Microbial contamination of milk, meat and fruit and vegetables, improper temperature control and adulteration are key issues in India, according to officials.
Sharma said e-commerce has taken off in the country, especially after COVID, and is well developed in about 100 cities.
“They are expected to have registration with the FSSAI. Some have their own hygiene protocols for the restaurants or the food handlers according to FSSAI standards.

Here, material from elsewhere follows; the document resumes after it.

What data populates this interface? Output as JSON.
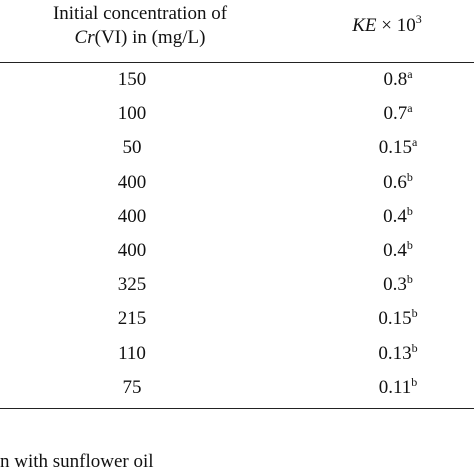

We’ve told the e-commerce platforms that when they are engaging with restaurants or people preparing food from home that they should make sure they are in turn registered with FSSAI and if they can do checks it helps us,” she said.
“Of the number of food businesses in the country it’s not always possible to reach out to people in their homes so it would be nice to make sure hygiene practices are followed by people coming on these platforms.”
Mapping out a plan
Sharma said the prize forced them to think about goals for the next three, 10 and 30 years.
“When it’s 10 and 30 years you can be ambitious but when it’s three you have to be practical. With COVID there were a lot of programs we had to postpone due to the lockdown but we could also think of some others,” she said.
“In terms of the three year goals, for any approach to be successful you can’t work by yourself because there is a lot of overlap with ministries also working with food, for instance, agriculture, environment, science and technology and processing. We held a meeting with these departments and came up with a roadmap for the next year where the concept of Eat Right is going to be incorporated into all these partners messages also.”
The second thing is using the COVID lockdown time to strengthen the stakeholder network because most conversations are via webinars or online meetings.
“This is the time to connect with like-minded people and tell them about Eat Right. When things go back to normal and open up then you can easily disseminate the information,” said Sharma.
“Third, we looked at each of our programs and made sure every step is clear and looked at information from the ground on difficulties in implementation to solve those issues. Fourth, we realized Eat Right is a concept that consumers were not aware of. A lot of people think if they had vegetables or fruits once in a while that’s enough, not realizing you need to have it 3 or 4 times a day. How do you reach out to people? How do you keep reinforcing the message all the time? How do I want information to be given? Those are things we are working on.
“What’s really important is to identify the most critical issue they are facing because there could be a disconnect between policymakers and what people want. You can’t just be the big brother, you have to think from the bottom up. How do you make sure people will keep pushing the program after the government changes? We’ve learned any program can be implemented with the support of like-minded people and a clear vision of what you want to achieve.”